The question may arise, why do we talk about importance of the Wind sensor, if the DP system is able to work without it? Before answering this question and look at the other situations with the Wind sensor, it is necessary to review the concept of Wind Feed Forward – the ability of the DP system to react quickly to the wind gust, developing the counteracting force.

In order to calculate hydrodynamic model of the vessel, the DP system requires thirty minutes (in theory), i.e. all information from the sensors and position reference systems is fed to the DP system, calculations are made, and as a result, the vessel keeps her position. Sometimes there is a sudden gust of the wind or a change of the wind direction, and the system still requires some time to calculate the model. To avoid loss of the position due to wind gusts, there is a function Wind Feed Forward in the DP system. As soon as the Wind sensor provides the data on a sudden wind change, the DP system sends the signal directly to the thrusters to develop counter thrust bypassing mathematic modelling. Thus, loss of the vessel’s position will be minimum. If the gale is long lasting, the DP system will calculate hydrodynamic model of the vessel in accordance with these environmental conditions.

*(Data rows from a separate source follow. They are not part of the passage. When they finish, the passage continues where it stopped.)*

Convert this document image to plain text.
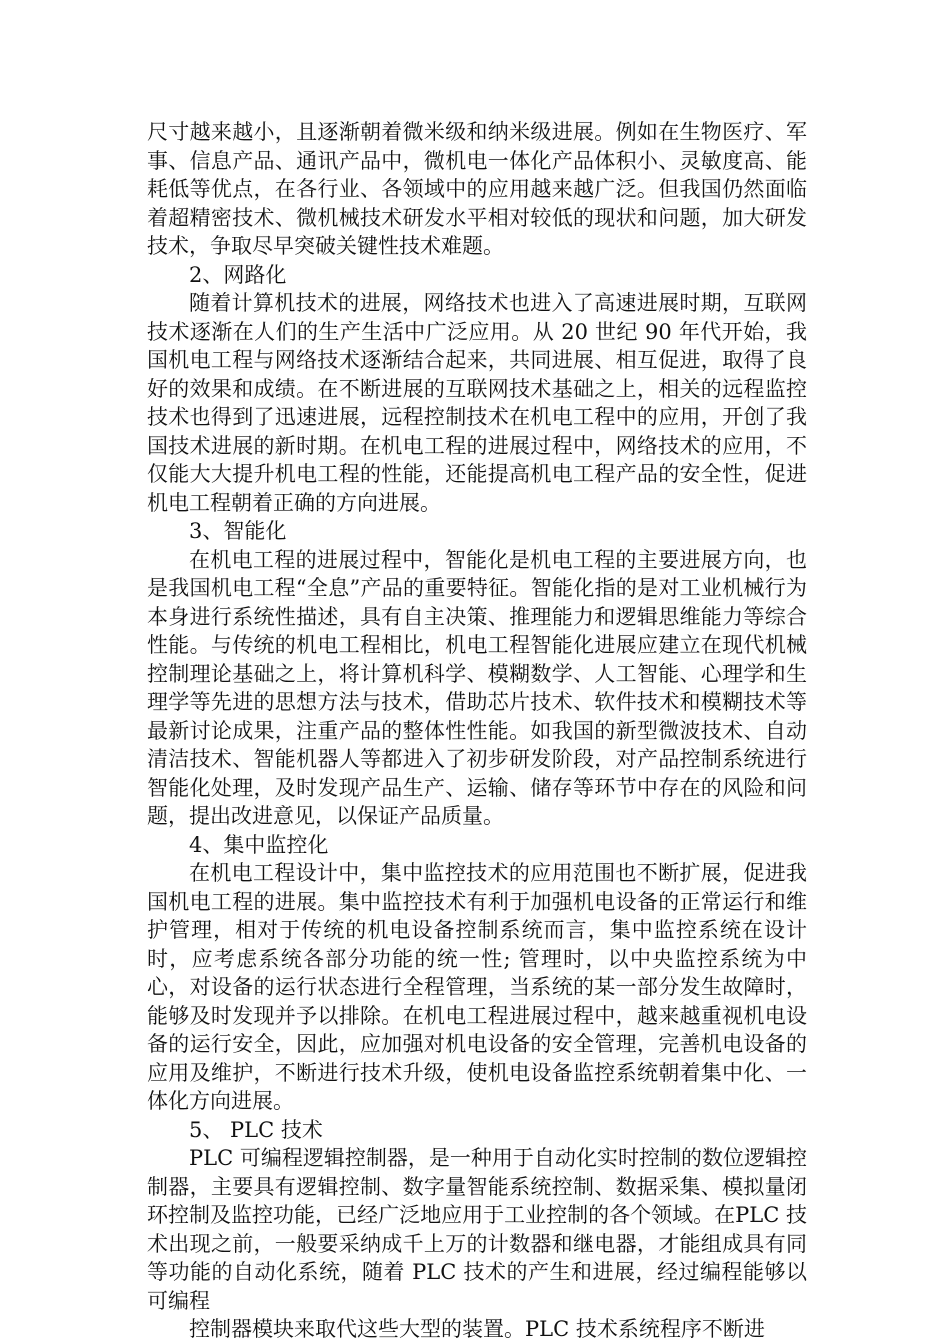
尺寸越来越小，且逐渐朝着微米级和纳米级进展。例如在生物医疗、军事、信息产品、通讯产品中，微机电一体化产品体积小、灵敏度高、能耗低等优点，在各行业、各领域中的应用越来越广泛。但我国仍然面临着超精密技术、微机械技术研发水平相对较低的现状和问题，加大研发技术，争取尽早突破关键性技术难题。

2、网路化

随着计算机技术的进展，网络技术也进入了高速进展时期，互联网技术逐渐在人们的生产生活中广泛应用。从 20 世纪 90 年代开始，我国机电工程与网络技术逐渐结合起来，共同进展、相互促进，取得了良好的效果和成绩。在不断进展的互联网技术基础之上，相关的远程监控技术也得到了迅速进展，远程控制技术在机电工程中的应用，开创了我国技术进展的新时期。在机电工程的进展过程中，网络技术的应用，不仅能大大提升机电工程的性能，还能提高机电工程产品的安全性，促进机电工程朝着正确的方向进展。

3、智能化

在机电工程的进展过程中，智能化是机电工程的主要进展方向，也是我国机电工程“全息”产品的重要特征。智能化指的是对工业机械行为本身进行系统性描述，具有自主决策、推理能力和逻辑思维能力等综合性能。与传统的机电工程相比，机电工程智能化进展应建立在现代机械控制理论基础之上，将计算机科学、模糊数学、人工智能、心理学和生理学等先进的思想方法与技术，借助芯片技术、软件技术和模糊技术等最新讨论成果，注重产品的整体性性能。如我国的新型微波技术、自动清洁技术、智能机器人等都进入了初步研发阶段，对产品控制系统进行智能化处理，及时发现产品生产、运输、储存等环节中存在的风险和问题，提出改进意见，以保证产品质量。

4、集中监控化

在机电工程设计中，集中监控技术的应用范围也不断扩展，促进我国机电工程的进展。集中监控技术有利于加强机电设备的正常运行和维护管理，相对于传统的机电设备控制系统而言，集中监控系统在设计时，应考虑系统各部分功能的统一性; 管理时，以中央监控系统为中心，对设备的运行状态进行全程管理，当系统的某一部分发生故障时，能够及时发现并予以排除。在机电工程进展过程中，越来越重视机电设备的运行安全，因此，应加强对机电设备的安全管理，完善机电设备的应用及维护，不断进行技术升级，使机电设备监控系统朝着集中化、一体化方向进展。

5、 PLC 技术

PLC 可编程逻辑控制器，是一种用于自动化实时控制的数位逻辑控制器，主要具有逻辑控制、数字量智能系统控制、数据采集、模拟量闭环控制及监控功能，已经广泛地应用于工业控制的各个领域。在PLC 技术出现之前，一般要采纳成千上万的计数器和继电器，才能组成具有同等功能的自动化系统，随着 PLC 技术的产生和进展，经过编程能够以可编程

控制器模块来取代这些大型的装置。PLC 技术系统程序不断进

Answering the question above: the DP system is able to function without any information on the wind. In that case, the DP Current will include this force, along with the rest unknown external forces affecting the vessel. However, Wind Feed Forward requires operational Wind sensor. Now, when the idea of the Wind Feed Forward function is clear, it is necessary to mention that such characteristic of the DP system shall be considered during helicopter operations, as the air flow from the propeller blades may hit the Wind sensor, the DP system will take it for the gust and develop the thrust. It is clear that no forces are affecting the vessel and she will move away from the position. If the vessel is near the rig or platform, it may result in collision. That is why Wind sensors in the DP system are switched off during helicopter operations.

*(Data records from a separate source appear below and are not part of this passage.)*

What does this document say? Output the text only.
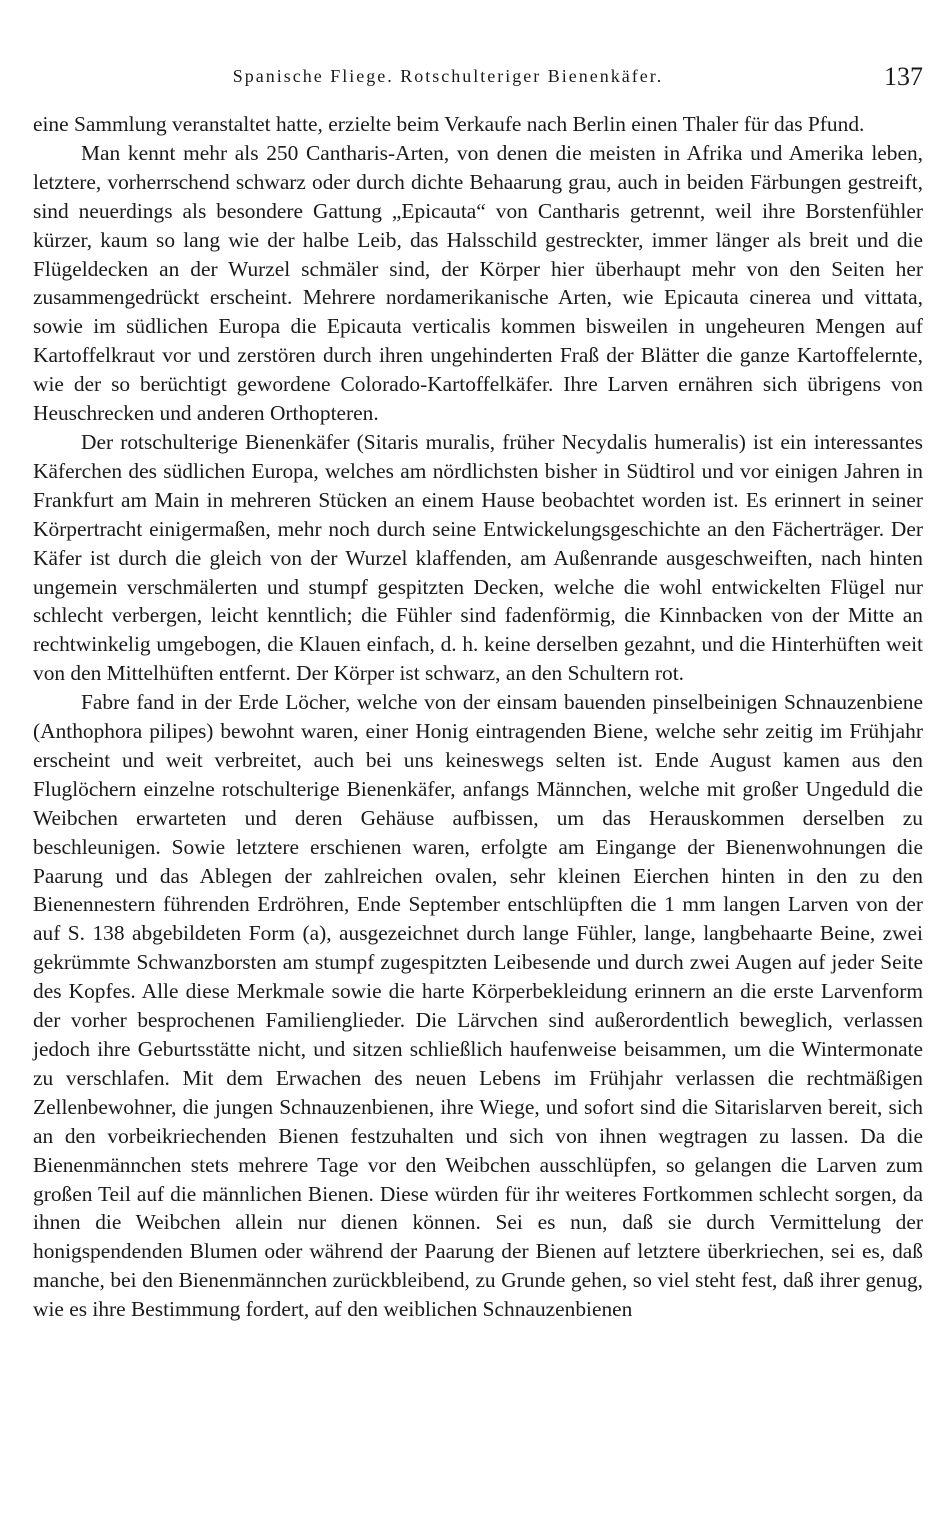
Spanische Fliege. Rotschulteriger Bienenkäfer.	137

eine Sammlung veranstaltet hatte, erzielte beim Verkaufe nach Berlin einen Thaler für das Pfund.

Man kennt mehr als 250 Cantharis-Arten, von denen die meisten in Afrika und Amerika leben, letztere, vorherrschend schwarz oder durch dichte Behaarung grau, auch in beiden Färbungen gestreift, sind neuerdings als besondere Gattung „Epicauta“ von Cantharis getrennt, weil ihre Borstenfühler kürzer, kaum so lang wie der halbe Leib, das Halsschild gestreckter, immer länger als breit und die Flügeldecken an der Wurzel schmäler sind, der Körper hier überhaupt mehr von den Seiten her zusammengedrückt erscheint. Mehrere nordamerikanische Arten, wie Epicauta cinerea und vittata, sowie im südlichen Europa die Epicauta verticalis kommen bisweilen in ungeheuren Mengen auf Kartoffelkraut vor und zerstören durch ihren ungehinderten Fraß der Blätter die ganze Kartoffelernte, wie der so berüchtigt gewordene Colorado-Kartoffelkäfer. Ihre Larven ernähren sich übrigens von Heuschrecken und anderen Orthopteren.

Der rotschulterige Bienenkäfer (Sitaris muralis, früher Necydalis humeralis) ist ein interessantes Käferchen des südlichen Europa, welches am nördlichsten bisher in Südtirol und vor einigen Jahren in Frankfurt am Main in mehreren Stücken an einem Hause beobachtet worden ist. Es erinnert in seiner Körpertracht einigermaßen, mehr noch durch seine Entwickelungsgeschichte an den Fächerträger. Der Käfer ist durch die gleich von der Wurzel klaffenden, am Außenrande ausgeschweiften, nach hinten ungemein verschmälerten und stumpf gespitzten Decken, welche die wohl entwickelten Flügel nur schlecht verbergen, leicht kenntlich; die Fühler sind fadenförmig, die Kinnbacken von der Mitte an rechtwinkelig umgebogen, die Klauen einfach, d. h. keine derselben gezahnt, und die Hinterhüften weit von den Mittelhüften entfernt. Der Körper ist schwarz, an den Schultern rot.

Fabre fand in der Erde Löcher, welche von der einsam bauenden pinselbeinigen Schnauzenbiene (Anthophora pilipes) bewohnt waren, einer Honig eintragenden Biene, welche sehr zeitig im Frühjahr erscheint und weit verbreitet, auch bei uns keineswegs selten ist. Ende August kamen aus den Fluglöchern einzelne rotschulterige Bienenkäfer, anfangs Männchen, welche mit großer Ungeduld die Weibchen erwarteten und deren Gehäuse aufbissen, um das Herauskommen derselben zu beschleunigen. Sowie letztere erschienen waren, erfolgte am Eingange der Bienenwohnungen die Paarung und das Ablegen der zahlreichen ovalen, sehr kleinen Eierchen hinten in den zu den Bienennestern führenden Erdröhren, Ende September entschlüpften die 1 mm langen Larven von der auf S. 138 abgebildeten Form (a), ausgezeichnet durch lange Fühler, lange, langbehaarte Beine, zwei gekrümmte Schwanzborsten am stumpf zugespitzten Leibesende und durch zwei Augen auf jeder Seite des Kopfes. Alle diese Merkmale sowie die harte Körperbekleidung erinnern an die erste Larvenform der vorher besprochenen Familienglieder. Die Lärvchen sind außerordentlich beweglich, verlassen jedoch ihre Geburtsstätte nicht, und sitzen schließlich haufenweise beisammen, um die Wintermonate zu verschlafen. Mit dem Erwachen des neuen Lebens im Frühjahr verlassen die rechtmäßigen Zellenbewohner, die jungen Schnauzenbienen, ihre Wiege, und sofort sind die Sitarislarven bereit, sich an den vorbeikriechenden Bienen festzuhalten und sich von ihnen wegtragen zu lassen. Da die Bienenmännchen stets mehrere Tage vor den Weibchen ausschlüpfen, so gelangen die Larven zum großen Teil auf die männlichen Bienen. Diese würden für ihr weiteres Fortkommen schlecht sorgen, da ihnen die Weibchen allein nur dienen können. Sei es nun, daß sie durch Vermittelung der honigspendenden Blumen oder während der Paarung der Bienen auf letztere überkriechen, sei es, daß manche, bei den Bienenmännchen zurückbleibend, zu Grunde gehen, so viel steht fest, daß ihrer genug, wie es ihre Bestimmung fordert, auf den weiblichen Schnauzenbienen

Another disadvantage of the Wind Feed Forward function needed to be considered is when Wind sensors in the mast are measuring full wind while the vessels hull is in sheltered area. This gives over-compensation from the DP system and as a result the positioning will be unstable. Such vessel behavior can be solved by disabling all Wind sensors. In this case, DP system will use the average data from the last enabled Wind sensor.